Application security, Network Security

1B possibly affected by ‘Ring-Road’ email account protocol flaw, report

A vulnerability in email accounts that could enable hackers to determine the number of characters being used in passwords has been detected by Spotlight Cybersecurity LLC, a startup affiliated with Purdue University.

The vulnerability in security protocols, dubbed “Ring-Road” by the researchers, leaks the length of passwords allowing attackers to bypass user authentication. The flaw could impact a billion internet users across the globe, said Spotlight Cybersecurity co-founder and chief technology officer Robert Morton.

Morton, a Purdue doctoral candidate in information security in the Center for Education and Research in Information Assurance and Security, or CERIAS, revealed his findings at a gathering of several Purdue departments on April 18.

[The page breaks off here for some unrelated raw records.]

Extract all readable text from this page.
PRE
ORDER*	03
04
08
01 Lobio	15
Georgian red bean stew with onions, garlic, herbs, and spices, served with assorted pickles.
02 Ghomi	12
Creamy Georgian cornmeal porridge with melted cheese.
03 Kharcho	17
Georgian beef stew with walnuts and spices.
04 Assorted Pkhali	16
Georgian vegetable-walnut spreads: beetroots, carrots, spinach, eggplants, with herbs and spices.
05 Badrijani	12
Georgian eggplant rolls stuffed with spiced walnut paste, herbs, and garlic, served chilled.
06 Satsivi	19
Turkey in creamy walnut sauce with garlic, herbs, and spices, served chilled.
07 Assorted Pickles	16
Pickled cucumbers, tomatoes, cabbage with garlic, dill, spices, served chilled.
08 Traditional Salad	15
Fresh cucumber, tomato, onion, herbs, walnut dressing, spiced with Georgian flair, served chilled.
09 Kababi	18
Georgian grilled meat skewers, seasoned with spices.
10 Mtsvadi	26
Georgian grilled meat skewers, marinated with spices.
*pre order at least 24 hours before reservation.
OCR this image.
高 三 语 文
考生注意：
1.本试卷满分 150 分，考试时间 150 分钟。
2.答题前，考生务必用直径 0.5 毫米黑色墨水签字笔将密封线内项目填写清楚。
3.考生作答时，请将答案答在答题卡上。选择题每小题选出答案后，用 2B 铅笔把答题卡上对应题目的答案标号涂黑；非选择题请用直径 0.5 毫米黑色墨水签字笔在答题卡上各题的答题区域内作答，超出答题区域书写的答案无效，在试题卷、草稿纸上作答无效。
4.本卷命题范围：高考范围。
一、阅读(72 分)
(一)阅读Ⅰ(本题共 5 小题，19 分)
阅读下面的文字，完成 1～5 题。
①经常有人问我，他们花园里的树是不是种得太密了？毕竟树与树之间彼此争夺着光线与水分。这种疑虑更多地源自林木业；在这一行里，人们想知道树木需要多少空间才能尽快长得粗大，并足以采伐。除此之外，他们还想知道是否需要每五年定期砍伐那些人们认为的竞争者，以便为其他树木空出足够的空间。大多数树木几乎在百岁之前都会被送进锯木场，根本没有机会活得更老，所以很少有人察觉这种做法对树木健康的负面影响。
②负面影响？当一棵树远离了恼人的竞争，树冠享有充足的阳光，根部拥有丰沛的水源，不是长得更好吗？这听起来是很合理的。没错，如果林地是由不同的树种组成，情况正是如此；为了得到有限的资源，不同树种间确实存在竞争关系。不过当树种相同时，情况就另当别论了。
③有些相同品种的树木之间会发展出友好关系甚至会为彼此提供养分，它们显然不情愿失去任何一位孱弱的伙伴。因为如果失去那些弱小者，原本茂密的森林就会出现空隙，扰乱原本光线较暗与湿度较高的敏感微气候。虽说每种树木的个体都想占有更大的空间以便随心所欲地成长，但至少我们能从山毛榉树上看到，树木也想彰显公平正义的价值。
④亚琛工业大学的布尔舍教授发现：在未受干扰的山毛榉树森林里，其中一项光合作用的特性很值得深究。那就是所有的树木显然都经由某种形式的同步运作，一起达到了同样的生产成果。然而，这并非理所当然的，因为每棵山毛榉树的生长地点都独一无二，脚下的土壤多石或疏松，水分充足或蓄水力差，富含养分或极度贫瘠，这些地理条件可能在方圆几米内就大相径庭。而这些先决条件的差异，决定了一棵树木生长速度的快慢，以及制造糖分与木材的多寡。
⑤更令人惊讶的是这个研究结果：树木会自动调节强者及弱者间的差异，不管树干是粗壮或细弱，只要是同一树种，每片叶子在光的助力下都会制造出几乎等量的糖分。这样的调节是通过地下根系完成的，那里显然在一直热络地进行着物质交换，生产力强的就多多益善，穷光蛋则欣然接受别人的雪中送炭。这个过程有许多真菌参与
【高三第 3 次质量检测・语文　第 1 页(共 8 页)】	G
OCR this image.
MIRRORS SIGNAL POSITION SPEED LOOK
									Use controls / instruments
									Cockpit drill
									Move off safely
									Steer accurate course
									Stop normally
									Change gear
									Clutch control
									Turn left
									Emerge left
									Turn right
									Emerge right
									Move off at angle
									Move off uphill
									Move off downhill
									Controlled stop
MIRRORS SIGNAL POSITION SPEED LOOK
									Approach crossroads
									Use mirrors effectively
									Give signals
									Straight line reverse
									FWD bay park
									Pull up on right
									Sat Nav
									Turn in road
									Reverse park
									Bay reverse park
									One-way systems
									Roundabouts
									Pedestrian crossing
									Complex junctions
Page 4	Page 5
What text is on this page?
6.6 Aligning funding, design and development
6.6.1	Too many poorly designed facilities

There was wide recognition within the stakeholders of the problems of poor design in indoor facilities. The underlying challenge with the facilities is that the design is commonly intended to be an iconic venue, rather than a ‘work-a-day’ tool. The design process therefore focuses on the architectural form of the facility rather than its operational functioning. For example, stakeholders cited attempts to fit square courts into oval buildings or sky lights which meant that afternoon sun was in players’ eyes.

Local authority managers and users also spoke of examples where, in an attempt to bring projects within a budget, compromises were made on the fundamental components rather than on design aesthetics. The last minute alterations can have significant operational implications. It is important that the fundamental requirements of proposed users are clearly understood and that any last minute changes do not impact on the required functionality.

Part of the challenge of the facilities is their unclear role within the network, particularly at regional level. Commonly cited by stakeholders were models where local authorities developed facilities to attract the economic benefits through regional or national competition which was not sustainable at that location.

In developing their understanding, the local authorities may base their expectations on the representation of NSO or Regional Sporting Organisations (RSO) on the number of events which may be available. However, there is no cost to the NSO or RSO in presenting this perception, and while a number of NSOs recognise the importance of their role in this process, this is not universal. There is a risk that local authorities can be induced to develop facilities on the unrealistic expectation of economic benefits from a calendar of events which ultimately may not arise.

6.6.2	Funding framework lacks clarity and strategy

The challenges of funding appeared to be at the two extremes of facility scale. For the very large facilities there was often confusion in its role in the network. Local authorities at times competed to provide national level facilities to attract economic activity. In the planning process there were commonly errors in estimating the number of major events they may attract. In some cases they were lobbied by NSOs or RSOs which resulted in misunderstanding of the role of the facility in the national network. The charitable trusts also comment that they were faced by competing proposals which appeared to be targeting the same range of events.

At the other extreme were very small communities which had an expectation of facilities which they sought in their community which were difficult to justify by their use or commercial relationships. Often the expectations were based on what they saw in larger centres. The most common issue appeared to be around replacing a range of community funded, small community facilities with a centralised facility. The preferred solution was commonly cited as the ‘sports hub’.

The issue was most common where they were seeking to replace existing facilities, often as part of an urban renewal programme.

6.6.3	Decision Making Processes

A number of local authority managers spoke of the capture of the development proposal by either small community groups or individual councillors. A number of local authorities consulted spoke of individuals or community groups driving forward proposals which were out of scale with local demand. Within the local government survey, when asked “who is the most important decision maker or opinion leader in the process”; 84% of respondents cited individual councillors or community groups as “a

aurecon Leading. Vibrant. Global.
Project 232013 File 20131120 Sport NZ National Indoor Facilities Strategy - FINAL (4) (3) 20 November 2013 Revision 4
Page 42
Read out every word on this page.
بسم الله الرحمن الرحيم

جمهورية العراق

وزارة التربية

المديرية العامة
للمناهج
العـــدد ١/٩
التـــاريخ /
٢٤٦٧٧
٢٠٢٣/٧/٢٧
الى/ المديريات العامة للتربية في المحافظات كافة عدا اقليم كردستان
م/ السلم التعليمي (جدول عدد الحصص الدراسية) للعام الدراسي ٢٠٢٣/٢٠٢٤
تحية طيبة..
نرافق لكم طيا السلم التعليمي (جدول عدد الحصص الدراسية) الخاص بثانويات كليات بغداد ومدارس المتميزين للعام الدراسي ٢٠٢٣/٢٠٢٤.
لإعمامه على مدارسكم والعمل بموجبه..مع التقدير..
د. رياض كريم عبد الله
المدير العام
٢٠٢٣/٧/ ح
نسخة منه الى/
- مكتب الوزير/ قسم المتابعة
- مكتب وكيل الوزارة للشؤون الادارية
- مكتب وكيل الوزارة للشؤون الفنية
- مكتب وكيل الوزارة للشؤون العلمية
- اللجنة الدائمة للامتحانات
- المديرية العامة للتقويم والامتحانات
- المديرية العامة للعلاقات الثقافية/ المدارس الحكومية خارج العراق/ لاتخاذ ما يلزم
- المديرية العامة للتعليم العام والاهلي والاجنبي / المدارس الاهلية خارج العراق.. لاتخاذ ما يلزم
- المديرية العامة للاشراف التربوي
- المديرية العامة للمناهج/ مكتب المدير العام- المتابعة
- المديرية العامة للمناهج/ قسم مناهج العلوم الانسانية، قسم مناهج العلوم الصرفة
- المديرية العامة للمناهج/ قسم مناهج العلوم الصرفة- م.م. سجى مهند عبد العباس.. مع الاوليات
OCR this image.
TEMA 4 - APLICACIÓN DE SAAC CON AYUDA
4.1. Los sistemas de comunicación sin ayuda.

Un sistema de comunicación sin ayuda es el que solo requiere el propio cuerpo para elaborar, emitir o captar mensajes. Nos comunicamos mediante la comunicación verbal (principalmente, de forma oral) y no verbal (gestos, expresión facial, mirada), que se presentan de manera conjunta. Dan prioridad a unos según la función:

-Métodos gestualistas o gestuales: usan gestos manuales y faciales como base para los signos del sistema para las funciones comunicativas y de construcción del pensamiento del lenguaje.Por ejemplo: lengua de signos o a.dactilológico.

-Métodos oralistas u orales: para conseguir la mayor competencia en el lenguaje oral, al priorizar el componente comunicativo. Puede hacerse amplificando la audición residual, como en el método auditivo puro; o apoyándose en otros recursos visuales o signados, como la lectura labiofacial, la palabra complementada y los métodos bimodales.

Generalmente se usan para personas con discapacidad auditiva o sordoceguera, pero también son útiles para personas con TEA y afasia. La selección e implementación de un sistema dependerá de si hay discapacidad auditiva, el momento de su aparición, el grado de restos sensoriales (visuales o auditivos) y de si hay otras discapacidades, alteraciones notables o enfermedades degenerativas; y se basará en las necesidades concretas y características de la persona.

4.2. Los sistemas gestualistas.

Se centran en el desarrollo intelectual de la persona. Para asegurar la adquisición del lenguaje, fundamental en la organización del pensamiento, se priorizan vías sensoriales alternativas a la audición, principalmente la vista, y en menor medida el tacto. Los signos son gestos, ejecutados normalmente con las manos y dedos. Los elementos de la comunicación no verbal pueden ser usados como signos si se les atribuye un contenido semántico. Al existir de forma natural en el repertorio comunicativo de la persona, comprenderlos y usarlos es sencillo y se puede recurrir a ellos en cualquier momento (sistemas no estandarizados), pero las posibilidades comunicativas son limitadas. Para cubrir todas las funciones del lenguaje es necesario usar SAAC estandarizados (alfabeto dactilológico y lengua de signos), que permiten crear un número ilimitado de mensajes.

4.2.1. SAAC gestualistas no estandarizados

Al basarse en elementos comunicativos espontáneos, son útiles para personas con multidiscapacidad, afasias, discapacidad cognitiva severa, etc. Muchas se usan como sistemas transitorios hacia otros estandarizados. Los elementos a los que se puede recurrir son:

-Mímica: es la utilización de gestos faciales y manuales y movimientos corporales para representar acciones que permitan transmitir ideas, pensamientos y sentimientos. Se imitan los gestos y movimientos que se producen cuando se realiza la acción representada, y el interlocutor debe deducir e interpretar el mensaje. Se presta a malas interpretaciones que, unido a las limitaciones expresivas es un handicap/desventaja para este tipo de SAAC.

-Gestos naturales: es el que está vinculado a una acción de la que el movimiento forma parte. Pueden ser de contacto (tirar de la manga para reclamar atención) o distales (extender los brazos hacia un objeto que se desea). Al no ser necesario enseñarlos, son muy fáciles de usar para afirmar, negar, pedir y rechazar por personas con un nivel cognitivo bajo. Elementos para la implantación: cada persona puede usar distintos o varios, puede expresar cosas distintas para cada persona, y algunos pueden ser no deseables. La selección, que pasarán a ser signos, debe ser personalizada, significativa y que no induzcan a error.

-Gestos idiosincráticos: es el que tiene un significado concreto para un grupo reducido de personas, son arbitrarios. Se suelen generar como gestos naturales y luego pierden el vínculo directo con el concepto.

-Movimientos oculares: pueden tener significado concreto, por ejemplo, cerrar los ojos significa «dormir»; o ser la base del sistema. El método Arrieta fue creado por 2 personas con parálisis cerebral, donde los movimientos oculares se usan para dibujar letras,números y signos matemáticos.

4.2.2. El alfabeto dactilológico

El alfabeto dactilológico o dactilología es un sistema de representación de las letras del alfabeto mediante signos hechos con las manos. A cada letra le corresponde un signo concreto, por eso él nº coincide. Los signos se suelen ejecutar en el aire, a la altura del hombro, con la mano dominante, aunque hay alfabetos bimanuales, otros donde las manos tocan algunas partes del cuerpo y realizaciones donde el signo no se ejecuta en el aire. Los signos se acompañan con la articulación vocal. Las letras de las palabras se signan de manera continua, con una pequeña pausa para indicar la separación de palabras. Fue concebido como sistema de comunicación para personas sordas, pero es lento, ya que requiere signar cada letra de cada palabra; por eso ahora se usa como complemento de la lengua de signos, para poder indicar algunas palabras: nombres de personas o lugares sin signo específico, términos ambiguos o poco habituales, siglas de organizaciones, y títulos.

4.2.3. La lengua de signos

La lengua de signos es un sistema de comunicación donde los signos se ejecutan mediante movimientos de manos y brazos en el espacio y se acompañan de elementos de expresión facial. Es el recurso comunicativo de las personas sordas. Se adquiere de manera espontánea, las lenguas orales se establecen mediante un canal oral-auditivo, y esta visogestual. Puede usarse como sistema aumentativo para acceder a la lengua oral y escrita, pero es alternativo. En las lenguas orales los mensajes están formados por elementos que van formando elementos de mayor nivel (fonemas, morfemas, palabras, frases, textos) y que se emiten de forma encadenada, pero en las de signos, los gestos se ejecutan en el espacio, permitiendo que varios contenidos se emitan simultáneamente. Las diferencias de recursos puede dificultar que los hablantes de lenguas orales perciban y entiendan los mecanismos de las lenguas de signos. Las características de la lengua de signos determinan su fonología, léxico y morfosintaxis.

“We're in discussions with international email service providers right now about this vulnerability,” Morton told the attendees. The extent of the flaw's impact depends on how Ring-Road affects other products and services, he said.

As part of his research into security vulnerabilities at Purdue, Morton developed an exploit to show how hackers might use the bug to discern how many characters were being used in a password used to gain entry to a user's email account.

Over the last five years, the Internet has been transformed with a new suite of performance improving communication protocols such as SPDY, HTTP/2 and QUIC, Morton told SC Media on Thursday. These new protocols are being rapidly implemented to improve the speed and performance of the internet. More than 10 percent of the top one million websites are already using some of these technologies, including much of the 10 highest traffic sites, he said.

"Security protocols like QUIC are using a mode of encryption called Advanced Encryption Standard Galois/Counter Mode (AES-GCM) for its speed and performance. By default, AES-GCM's cipher text is the same length as the original plaintext," Morton told SC. "For transmitting sensitive communications like passwords, an eavesdropper could identify the length of your password and increase their chances to guess your password and successfully login into your account.  And therein lies the problem."

The initial results obtained by the research team showed that the eavesdropper has doubled their advantage to understand enough information to successfully guess a password. For passwords of eight characters, Morton and his team were able to conduct an online attack to bypass Gmail with a 10 percent success rate using empirical evidence of password usage from data breaches like Yahoo.

"We demonstrated this proof-of-concept exploit at the CERIAS Symposium on Tuesday April 18," Morton said. 

As far as how Ring-Road might affect other products and services, Morton told SC that this currently impacts Chrome and Google services like Gmail. "It also impacts servers that use QUIC," he explained. "In this case, speed has been valued more than safety. In a world where adversaries already have an advantage, we do not need to give them clues about our passwords. If we continue to push for faster encryption without considering the threats, we will continue to have problems."

To prevent exposure, the researchers suggested the following steps: 

  1. Users should disable QUIC in Chrome 
  2. Users should enable two step verification with their G-mail account 
  3. We suggest system administrators to block QUIC with their firewall

Rob Morton and his team will publish research findings on the vulnerability in early summer. The team will quantify the damage and provide the results then, he told SC Media.